1 hour ago
⚡ Welcome again to The Weekly Authority, the Android Authority newsletter that breaks down the top Android and tech news from the week. The 167th edition is here, bringing this week’s newsworthy happening to your inbox.
😱 This week I realized playing a PS5 horror game set in an underground Sumerian temple isn’t a great idea if you’re (a) afraid of the dark and (b) don’t like being underground. Yup, the Dark Pictures Anthology: House of Ashes is every bit as terrifying as it looks!
You’re going to want to put your brunch to one side for this, as today we’re talking about worms… Actually, not the creepy, crawly ones — the malicious software ones.
On this week in 1988 — November 2, if we’re being exact, The Morris worm (or internet worm) became one of the first computer worms to be distributed via the internet. It was also the first time a computer worm had gained the attention of the mainstream media to such a degree.
It was the 80s, so computers, and their programming, weren’t yet part of everyday life in the US. There were around 60,000 computers connected to the internet and computers were generally thought of as for academia and government purposes. Those developing and learning about computer technology saw this as their playground.
Who created the Morris worm?
The Morris worm was named after its creator, Robert Tappan Morris, a programming student at Cornell.
- Morris was the son of Robert Morris, Sr., a computer professional and cryptographer who worked for Bell Labs and later the US National Security Agency (NSA). He made significant contributions to UNIX, including the bc programming language, the program crypt, and the el encryption scheme used by passwords. He’s also known as one of CoreWar’s creators, a game thought to be one of the predecessors of computer viruses…
- Nobody really knows Morris’ motives for sure when he created the worm, and there are those who say he made it as a pen test that went wrong.
- Morris did attempt to cover his tracks, though, hacking into the Massachusetts Institute of Technology network to launch the worm.
- It’s said that a friend of his tipped off the New York Times with Morris’ initials.
- In 1989, he became the first person ever indicted under the US Computer Fraud and Abuse Act, sentenced to a fine of $10,050, three years of probation, and 400 hours of community service.
It’s not all doom and gloom for Morris, though. He went on to become a renowned academic, tech founder, and venture capitalist. He is currently a tenured professor of computer science and artificial intelligence at MIT’s Electrical Engineering & Computer Science department, though we hope these days he’s teaching students how to defend against malware rather than implement it.
What did it do?
The Morris worm actually played a significant role in the history of computer science.

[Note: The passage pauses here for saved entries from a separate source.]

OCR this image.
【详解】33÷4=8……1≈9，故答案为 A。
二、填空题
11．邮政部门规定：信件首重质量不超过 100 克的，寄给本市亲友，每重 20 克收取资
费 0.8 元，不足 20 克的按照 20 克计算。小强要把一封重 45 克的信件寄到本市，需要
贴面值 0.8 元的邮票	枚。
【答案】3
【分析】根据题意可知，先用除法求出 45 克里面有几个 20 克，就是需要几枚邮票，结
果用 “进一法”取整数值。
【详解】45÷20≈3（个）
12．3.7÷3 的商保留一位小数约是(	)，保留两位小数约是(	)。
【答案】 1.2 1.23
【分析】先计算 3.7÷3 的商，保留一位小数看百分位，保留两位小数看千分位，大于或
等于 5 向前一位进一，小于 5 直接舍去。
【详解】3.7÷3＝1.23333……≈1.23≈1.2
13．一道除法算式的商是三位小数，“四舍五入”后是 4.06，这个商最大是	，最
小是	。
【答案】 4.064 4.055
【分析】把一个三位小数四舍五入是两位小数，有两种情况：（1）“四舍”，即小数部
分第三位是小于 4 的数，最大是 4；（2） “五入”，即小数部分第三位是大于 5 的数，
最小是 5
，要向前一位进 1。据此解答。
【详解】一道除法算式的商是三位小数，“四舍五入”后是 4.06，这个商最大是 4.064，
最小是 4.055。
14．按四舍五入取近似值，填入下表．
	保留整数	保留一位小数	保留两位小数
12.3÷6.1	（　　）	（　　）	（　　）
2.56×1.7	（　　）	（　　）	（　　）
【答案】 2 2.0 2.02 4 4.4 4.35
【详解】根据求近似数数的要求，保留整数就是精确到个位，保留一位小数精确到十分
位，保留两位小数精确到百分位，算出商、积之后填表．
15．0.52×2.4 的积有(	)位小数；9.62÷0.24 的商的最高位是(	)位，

This was the first time the “vulnerability” (as we now term it) of networked computers had been demonstrated, leaving developers, students, scientists, and government officials, fearing what would come next.
- The worm exploited vulnerabilities in UNIX sendmail, finger, and rsh/rexec. It guessed weak passwords and used names of account holders to brute force password possibilities.
- Combined with reinfection and compounded repetition, the worm occupied a machine’s resources until they were ultimately shut down. It’s a bit like a DoS or DDoS attack today.
- The worm was pretty clever, too. It would verify whether a new machine was already infected, then only re-infecting previously infected machines one in seven times. This not only accelerated spread but also prevented users from mimicking a worm process to feign infection.
- Around 6,000 computers in total were infected, around 10% of those connected to the web, and following many days of internet chatboard discussion — no WhatsApp in those days — it took two days to fully remove the Morris worm from the machines.
- The cost of damage was estimated to be in the range of $100,000 to $10M.
If you’re interested, you can check out the source code of the threat.
Other famous worms
Although an identical Morris worm attack would no longer be viable today as we now take a “security-first” attitude, with password usage and curation more closely monitored, there are plenty of other famous worms that have caused damage and caught our attention throughout history. Here are a few of the most famous:
Jerusalem, a variant of the Survi virus, actually appeared about a year before the Morris worm, back in 1987. Also known as BlackBox, this malware worked by deleting programs or file executed every year on set days, most notably Friday the 13. It also increased the file size of files running within DOS, depleting resources and slowing down data processing.
The Love Bug Worm, or ILOVEYOU Worm, was created by a college student in the Philippines who intended to steal other users’ passwords. It spread in 2000, accessing Outlook email addresses in a user’s contacts list and overwriting the victim’s files while sending itself across the worldwide web.
Fake news is everywhere these days, but back in 2007 the Storm Worm, named after the Kyrill storm in Europe, gathered a ton of private data and executed DDoS attacks with a fake email subject line alleging 230 people had died during the Kyrill storm, compelling users to open it. It’s also been seen in emails with subject lines such as “A killer at 11, he’s free at 21 and kill again!”
There’s a reason spam folders exist nowadays. Back in 2003, the Sobig Worm made its way through millions of computers by posing as an email with a slightly sinister attachment. The *.pif or *.scr attachment contained malware capable of affecting any host within the vicinity, provided the user downloads and runs the file.